The magistrate was wrong to accept this, and did not make any finding (as required) about the belief (if any) of Sergeant Kershaw. At [41] the Court applied DPP v Farmer (2010) 56 MVR 137 to affirm what was required in this case:
  1. The informant should give specific evidence as to the belief which he or she formed in relation to the intention of the defendant to start or drive the vehicle.
  2. In addition, the informant should expressly state the basis upon which he or she formed that belief.
  3. It is not necessary that the informant be satisfied of the particular fact on the balance of probabilities; rather, the informant must establish that he or she held the belief on reasonable grounds.
  4. Such a belief has been described as ‘an inclination of the mind towards assenting to, rather than rejecting, a proposition ...’ In DPP v Farmer, Bell J stated that a ‘belief is something more than suspicion but does not need to approach anything like certainty.’
  5. The belief by the informant must be a belief that the defendant intended to ‘... start the engine or drive off forthwith, or to do so at any point of very close futurity’.
  6. The question is not whether the court itself holds, or agrees with, the belief that the defendant intended to drive or start the vehicle.
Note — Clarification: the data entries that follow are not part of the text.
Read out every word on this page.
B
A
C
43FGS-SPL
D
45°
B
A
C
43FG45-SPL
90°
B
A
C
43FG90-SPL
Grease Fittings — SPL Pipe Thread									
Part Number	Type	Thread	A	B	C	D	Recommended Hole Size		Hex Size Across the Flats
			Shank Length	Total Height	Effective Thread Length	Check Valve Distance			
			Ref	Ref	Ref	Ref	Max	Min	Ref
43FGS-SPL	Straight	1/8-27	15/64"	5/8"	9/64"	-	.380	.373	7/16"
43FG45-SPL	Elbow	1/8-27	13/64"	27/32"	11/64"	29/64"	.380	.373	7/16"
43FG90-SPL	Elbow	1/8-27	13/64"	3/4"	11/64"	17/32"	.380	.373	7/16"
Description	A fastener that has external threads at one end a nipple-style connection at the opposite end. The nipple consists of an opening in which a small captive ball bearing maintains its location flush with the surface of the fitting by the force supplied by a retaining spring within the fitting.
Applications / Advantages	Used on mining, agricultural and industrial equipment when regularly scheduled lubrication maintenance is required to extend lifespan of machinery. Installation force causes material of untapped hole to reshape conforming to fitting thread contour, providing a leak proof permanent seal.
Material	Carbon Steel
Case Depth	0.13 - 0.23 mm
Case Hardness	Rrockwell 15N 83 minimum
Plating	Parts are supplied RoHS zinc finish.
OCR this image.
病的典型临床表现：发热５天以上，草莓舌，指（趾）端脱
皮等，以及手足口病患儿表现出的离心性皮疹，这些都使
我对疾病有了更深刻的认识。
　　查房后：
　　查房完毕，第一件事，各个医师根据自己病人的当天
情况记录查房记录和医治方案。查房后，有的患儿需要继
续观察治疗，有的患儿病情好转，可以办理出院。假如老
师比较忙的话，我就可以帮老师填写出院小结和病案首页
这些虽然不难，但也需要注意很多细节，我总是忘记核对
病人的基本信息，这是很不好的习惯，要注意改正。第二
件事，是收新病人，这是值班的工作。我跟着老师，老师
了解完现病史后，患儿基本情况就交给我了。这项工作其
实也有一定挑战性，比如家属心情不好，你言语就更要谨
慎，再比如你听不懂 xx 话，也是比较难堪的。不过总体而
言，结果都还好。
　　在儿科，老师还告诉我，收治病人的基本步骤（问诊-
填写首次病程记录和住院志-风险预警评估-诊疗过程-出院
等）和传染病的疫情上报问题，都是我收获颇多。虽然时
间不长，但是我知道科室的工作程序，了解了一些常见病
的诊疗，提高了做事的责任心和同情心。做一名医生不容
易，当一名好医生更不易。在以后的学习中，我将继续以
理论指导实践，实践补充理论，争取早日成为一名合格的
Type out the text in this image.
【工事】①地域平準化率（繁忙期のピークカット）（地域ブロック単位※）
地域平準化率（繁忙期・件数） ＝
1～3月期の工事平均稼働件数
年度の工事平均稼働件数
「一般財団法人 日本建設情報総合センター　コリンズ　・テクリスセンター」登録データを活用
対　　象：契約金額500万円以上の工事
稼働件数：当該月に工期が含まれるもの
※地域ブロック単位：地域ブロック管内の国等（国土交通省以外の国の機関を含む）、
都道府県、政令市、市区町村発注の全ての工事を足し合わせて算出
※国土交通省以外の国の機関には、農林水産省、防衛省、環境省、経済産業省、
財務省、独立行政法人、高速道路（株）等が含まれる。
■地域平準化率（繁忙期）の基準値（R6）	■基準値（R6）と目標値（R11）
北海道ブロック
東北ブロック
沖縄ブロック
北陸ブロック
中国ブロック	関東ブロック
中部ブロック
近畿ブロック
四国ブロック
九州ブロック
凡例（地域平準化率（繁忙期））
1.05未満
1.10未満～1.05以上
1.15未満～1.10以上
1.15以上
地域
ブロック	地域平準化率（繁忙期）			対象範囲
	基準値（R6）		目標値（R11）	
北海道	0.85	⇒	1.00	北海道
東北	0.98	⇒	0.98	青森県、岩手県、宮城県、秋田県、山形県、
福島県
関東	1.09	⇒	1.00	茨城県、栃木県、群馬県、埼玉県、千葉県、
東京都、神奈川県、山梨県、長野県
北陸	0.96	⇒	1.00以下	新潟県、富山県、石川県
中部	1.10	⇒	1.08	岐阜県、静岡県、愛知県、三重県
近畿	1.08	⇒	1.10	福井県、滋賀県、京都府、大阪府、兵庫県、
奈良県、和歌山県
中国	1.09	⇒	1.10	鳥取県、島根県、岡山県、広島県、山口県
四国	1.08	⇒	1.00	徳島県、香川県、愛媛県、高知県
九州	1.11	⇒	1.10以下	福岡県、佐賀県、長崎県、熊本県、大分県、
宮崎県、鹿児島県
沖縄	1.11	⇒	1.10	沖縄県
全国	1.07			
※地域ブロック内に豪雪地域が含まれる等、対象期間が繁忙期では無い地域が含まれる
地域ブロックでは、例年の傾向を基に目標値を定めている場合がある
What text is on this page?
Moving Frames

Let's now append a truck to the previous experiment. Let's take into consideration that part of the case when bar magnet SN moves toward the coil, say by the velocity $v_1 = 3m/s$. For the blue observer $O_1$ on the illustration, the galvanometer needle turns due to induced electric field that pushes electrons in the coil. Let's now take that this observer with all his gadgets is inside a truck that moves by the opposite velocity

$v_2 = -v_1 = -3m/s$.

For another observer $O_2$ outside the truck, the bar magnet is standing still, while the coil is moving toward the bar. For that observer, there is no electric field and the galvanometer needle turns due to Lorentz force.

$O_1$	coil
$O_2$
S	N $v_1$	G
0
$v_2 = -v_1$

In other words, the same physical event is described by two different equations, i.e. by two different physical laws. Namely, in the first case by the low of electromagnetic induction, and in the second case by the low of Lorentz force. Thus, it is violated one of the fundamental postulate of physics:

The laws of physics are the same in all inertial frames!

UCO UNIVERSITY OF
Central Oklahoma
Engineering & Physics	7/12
Rather, the question is whether the informant held such a belief, and whether the informant did so on reasonable grounds. (Citations omitted.)
The conviction was quashed, and unusually, the case was not remitted to the Magistrates’ Court. At [45] – [46], the Court held that even though it could be inferred that Sergeant Kershaw believed in the circumstances that Mr Halley intended to start or drive the car, this would not be enough to prove that element of the offence beyond a reasonable doubt. (Though it would be enough to defeat the no-case-to-answer submission.)